Interessanterweise bei ganz simplen Dingen, wie etwa der Begrüssung nach den Ferien. Da ist es höflich, sich nach dem Befinden zu erkundigen. Effektiv geht es darum, echtes Interesse am Mitarbeiter zu bekunden, ihm zu zeigen, dass er auch als Mensch gesehen wird. Auch Lästereien sind immer wieder ein grosses Thema.

Gerade als Vorgesetzter sollte man es tunlichst vermeiden, mit Untergebenen über andere Kollegen oder den eigenen Vorgesetzten zu lästern. Ein weiteres Thema ist das fehlende Vertrauen, das ich bei vielen Vorgesetzten feststelle.

Welche Knigge-Herausforderungen bringen neue Arbeitsformen – etwa das Grossraumbüro – mit sich?

Einmal mehr geht es nicht um Regeln, sondern um Rücksichtnahme. Diese ist unerlässlich, wenn viele Menschen auf engstem Raum zusammenarbeiten.

So ist es etwa höflich, die Kollegen proaktiv zu fragen, ob es in Ordnung ist, wenn man ein längeres oder privates Telefongespräch führt. Allenfalls könnte man dieses ja auch in einen Sitzungsraum verlegen. Interessant dabei ist: Die blosse Frage trägt häufig bereits zu einem harmonischeren Zusammenarbeiten bei.

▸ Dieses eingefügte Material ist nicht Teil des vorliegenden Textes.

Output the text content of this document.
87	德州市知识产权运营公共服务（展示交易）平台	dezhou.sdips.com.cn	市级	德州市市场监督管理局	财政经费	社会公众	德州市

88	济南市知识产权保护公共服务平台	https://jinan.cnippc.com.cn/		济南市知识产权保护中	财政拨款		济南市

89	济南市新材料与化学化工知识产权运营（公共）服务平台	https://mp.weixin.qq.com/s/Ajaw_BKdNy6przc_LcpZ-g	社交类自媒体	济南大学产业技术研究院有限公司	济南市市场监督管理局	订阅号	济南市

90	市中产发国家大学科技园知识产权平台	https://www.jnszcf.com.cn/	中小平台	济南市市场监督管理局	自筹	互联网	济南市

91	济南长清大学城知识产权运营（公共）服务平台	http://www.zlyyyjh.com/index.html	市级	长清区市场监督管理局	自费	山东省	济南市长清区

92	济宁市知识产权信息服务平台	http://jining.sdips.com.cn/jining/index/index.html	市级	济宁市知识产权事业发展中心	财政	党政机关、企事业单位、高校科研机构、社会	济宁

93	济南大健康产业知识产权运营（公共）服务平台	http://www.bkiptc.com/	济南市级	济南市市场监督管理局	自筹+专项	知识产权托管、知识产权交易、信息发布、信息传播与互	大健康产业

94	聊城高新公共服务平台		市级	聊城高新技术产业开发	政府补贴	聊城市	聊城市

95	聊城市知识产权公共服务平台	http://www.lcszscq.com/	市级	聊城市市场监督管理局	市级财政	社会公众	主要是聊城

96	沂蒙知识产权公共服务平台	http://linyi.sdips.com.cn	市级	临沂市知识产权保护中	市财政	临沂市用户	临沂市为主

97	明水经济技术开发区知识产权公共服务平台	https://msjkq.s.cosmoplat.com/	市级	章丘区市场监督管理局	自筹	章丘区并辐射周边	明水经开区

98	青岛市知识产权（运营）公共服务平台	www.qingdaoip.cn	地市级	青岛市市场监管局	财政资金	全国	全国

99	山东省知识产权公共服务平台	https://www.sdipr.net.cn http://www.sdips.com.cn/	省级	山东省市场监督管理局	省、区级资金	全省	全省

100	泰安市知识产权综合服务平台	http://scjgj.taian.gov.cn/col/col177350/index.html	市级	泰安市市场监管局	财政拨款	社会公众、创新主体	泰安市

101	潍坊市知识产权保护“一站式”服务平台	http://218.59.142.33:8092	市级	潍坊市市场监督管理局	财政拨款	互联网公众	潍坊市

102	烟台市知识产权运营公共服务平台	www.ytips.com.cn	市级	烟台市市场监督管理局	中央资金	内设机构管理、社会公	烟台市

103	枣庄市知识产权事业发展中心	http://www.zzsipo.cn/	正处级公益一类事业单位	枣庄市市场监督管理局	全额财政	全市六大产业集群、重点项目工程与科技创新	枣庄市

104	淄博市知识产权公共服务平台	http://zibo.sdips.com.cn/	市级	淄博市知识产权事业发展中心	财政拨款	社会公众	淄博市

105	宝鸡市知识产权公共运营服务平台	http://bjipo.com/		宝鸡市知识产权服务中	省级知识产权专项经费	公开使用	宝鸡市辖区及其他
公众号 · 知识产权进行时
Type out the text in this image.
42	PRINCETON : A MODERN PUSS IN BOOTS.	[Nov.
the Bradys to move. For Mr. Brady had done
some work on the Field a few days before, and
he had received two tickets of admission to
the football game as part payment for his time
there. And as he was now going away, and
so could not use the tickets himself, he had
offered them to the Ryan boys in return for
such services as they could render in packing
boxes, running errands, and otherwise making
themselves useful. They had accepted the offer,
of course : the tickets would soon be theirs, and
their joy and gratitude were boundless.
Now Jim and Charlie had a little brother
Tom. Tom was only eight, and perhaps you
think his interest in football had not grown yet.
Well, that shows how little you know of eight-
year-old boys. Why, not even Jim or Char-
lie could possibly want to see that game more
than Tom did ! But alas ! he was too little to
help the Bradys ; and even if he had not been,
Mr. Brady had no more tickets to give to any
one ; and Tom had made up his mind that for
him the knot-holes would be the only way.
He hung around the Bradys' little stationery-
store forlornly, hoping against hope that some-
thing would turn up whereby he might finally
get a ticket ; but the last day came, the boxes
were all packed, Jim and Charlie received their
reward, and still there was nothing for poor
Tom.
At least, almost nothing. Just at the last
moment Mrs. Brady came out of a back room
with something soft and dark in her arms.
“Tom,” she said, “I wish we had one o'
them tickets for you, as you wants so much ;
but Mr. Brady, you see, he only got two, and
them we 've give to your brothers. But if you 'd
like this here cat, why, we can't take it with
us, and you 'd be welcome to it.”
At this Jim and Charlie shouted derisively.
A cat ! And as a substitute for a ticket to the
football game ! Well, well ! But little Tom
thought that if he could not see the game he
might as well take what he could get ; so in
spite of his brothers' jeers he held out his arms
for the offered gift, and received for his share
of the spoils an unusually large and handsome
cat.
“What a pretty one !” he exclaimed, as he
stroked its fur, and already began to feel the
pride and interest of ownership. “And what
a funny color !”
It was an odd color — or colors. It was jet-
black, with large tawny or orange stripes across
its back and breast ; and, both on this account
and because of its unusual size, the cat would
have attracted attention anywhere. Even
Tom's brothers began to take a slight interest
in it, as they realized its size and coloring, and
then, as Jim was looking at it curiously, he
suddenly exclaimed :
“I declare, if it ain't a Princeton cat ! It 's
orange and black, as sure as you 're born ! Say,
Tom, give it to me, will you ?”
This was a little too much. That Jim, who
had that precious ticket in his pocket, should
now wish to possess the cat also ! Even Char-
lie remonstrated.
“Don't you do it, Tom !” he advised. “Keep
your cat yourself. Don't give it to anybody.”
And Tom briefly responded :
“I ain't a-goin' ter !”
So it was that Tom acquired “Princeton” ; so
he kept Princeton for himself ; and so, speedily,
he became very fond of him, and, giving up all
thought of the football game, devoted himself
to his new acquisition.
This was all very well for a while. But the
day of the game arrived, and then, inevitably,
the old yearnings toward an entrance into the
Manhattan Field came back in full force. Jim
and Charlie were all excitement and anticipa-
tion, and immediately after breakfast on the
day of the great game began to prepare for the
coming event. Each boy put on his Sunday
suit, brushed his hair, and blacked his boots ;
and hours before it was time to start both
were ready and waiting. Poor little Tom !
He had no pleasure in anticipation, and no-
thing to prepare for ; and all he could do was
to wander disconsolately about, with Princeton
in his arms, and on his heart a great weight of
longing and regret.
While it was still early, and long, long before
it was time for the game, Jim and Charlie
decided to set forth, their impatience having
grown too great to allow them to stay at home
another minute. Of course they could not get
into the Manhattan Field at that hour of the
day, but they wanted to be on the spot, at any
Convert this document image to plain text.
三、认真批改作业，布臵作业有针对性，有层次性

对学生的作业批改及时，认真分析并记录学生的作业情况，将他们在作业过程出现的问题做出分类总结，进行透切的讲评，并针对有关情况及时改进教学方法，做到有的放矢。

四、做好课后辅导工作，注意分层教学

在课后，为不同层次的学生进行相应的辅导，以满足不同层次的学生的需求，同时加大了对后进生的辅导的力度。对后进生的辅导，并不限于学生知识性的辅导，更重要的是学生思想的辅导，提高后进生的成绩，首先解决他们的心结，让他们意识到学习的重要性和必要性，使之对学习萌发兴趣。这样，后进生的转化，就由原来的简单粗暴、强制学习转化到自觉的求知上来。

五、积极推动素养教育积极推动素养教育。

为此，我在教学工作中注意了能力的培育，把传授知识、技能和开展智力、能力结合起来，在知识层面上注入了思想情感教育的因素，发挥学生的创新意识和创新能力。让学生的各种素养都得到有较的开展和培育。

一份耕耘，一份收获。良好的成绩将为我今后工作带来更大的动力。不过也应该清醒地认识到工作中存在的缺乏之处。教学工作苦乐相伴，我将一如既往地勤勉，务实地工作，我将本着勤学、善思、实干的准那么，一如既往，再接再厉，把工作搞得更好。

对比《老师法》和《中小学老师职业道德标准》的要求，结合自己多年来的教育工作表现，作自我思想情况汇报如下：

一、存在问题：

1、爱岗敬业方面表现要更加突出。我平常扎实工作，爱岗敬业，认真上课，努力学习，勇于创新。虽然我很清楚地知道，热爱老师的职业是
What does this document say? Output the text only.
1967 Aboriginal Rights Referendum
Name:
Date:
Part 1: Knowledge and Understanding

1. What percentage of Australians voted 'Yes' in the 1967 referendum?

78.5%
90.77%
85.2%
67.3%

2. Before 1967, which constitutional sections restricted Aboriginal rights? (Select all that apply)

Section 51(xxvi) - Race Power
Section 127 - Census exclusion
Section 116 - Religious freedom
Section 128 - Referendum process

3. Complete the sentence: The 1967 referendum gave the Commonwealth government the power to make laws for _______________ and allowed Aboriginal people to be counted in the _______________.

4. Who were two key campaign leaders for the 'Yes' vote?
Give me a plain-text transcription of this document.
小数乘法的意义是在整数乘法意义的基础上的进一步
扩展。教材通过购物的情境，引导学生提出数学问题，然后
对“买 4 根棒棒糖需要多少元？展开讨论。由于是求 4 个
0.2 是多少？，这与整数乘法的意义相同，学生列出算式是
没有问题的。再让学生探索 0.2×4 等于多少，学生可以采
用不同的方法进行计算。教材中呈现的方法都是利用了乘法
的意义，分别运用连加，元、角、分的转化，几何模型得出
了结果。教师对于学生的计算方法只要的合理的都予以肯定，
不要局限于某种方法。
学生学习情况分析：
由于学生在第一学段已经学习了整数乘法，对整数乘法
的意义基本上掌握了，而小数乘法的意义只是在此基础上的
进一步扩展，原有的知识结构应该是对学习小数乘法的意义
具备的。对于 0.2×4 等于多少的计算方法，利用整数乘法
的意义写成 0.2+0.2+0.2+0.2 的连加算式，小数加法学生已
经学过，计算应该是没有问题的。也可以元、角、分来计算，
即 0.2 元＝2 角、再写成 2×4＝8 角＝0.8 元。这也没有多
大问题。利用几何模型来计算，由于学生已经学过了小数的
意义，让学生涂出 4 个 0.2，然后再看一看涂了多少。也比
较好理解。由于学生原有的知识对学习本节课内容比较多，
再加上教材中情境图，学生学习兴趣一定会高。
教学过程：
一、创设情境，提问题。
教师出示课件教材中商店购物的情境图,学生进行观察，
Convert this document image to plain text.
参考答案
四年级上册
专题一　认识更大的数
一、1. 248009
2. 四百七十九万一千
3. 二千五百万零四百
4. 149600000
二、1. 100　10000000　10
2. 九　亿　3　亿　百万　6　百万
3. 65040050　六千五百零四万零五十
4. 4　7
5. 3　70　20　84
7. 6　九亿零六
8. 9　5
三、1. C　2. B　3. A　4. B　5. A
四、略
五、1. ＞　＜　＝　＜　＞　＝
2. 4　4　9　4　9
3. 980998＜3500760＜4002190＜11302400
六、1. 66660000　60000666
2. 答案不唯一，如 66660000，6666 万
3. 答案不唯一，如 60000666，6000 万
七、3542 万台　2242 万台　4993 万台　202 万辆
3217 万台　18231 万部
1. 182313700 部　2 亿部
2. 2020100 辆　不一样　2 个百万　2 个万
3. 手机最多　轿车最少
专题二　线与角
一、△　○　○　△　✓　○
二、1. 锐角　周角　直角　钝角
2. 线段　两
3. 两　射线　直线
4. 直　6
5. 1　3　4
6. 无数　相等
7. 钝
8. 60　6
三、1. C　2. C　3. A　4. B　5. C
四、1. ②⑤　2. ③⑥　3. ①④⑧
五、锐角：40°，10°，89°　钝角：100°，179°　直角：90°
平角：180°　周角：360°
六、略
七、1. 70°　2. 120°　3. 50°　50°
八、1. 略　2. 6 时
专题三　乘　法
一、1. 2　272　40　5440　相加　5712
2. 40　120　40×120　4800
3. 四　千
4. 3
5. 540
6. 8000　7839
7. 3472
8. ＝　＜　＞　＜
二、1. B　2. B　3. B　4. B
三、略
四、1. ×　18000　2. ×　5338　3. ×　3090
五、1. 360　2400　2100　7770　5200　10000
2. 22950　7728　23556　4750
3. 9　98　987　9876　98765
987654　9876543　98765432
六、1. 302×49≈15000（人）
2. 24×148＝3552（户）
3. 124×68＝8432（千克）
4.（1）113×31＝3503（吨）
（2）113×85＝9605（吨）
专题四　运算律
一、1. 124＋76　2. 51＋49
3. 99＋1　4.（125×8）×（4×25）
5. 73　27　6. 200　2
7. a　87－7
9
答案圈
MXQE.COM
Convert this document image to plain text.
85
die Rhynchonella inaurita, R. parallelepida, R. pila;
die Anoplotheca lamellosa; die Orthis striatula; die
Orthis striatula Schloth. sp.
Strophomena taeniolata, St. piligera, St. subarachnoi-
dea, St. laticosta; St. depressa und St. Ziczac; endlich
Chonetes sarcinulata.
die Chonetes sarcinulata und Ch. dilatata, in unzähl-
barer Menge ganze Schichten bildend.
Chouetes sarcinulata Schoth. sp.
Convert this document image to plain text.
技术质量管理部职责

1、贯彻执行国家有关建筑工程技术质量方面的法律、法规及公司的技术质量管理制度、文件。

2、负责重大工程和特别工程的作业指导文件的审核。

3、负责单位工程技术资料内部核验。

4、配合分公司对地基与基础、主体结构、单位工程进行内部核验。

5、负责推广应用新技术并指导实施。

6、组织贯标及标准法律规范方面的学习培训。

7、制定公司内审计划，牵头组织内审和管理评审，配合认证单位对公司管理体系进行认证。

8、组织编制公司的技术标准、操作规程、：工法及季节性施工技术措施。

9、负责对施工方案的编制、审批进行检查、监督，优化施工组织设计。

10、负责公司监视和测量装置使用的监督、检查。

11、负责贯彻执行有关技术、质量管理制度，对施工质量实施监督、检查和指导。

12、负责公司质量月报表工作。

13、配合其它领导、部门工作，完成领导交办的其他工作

Ebenfalls ein Minenfeld: die Firmenfeier. Was muss der Chef da beachten?

Die Firmenfeier ist eine ideale Möglichkeit, auch einmal einen privaten Austausch mit Mitarbeitern zu pflegen. Keinesfalls sollte man in diesem Kontext über Schwierigkeiten im Berufsalltag sprechen oder über schlechte Zeiten jammern.

Stattdessen sollte ein Chef den Rahmen nutzen, um den Mitarbeitern für ihre Arbeit zu danken.

Kann man gute Umgangsformen lernen?

Absolut. Und zwar auch noch bis ins hohe Alter. Wichtig ist dabei, dass man das Verständnis fördert, warum jemand sein Verhalten überdenken sollte.

Ich versuche meinen Klienten jeweils aufzuzeigen, was sie mit ihrem Verhalten beim Gegenüber auslösen und welche Chancen sie sich dadurch allenfalls vergeben. Um wirklich etwas zu ändern, muss es Klick machen. Das ist mein Ziel.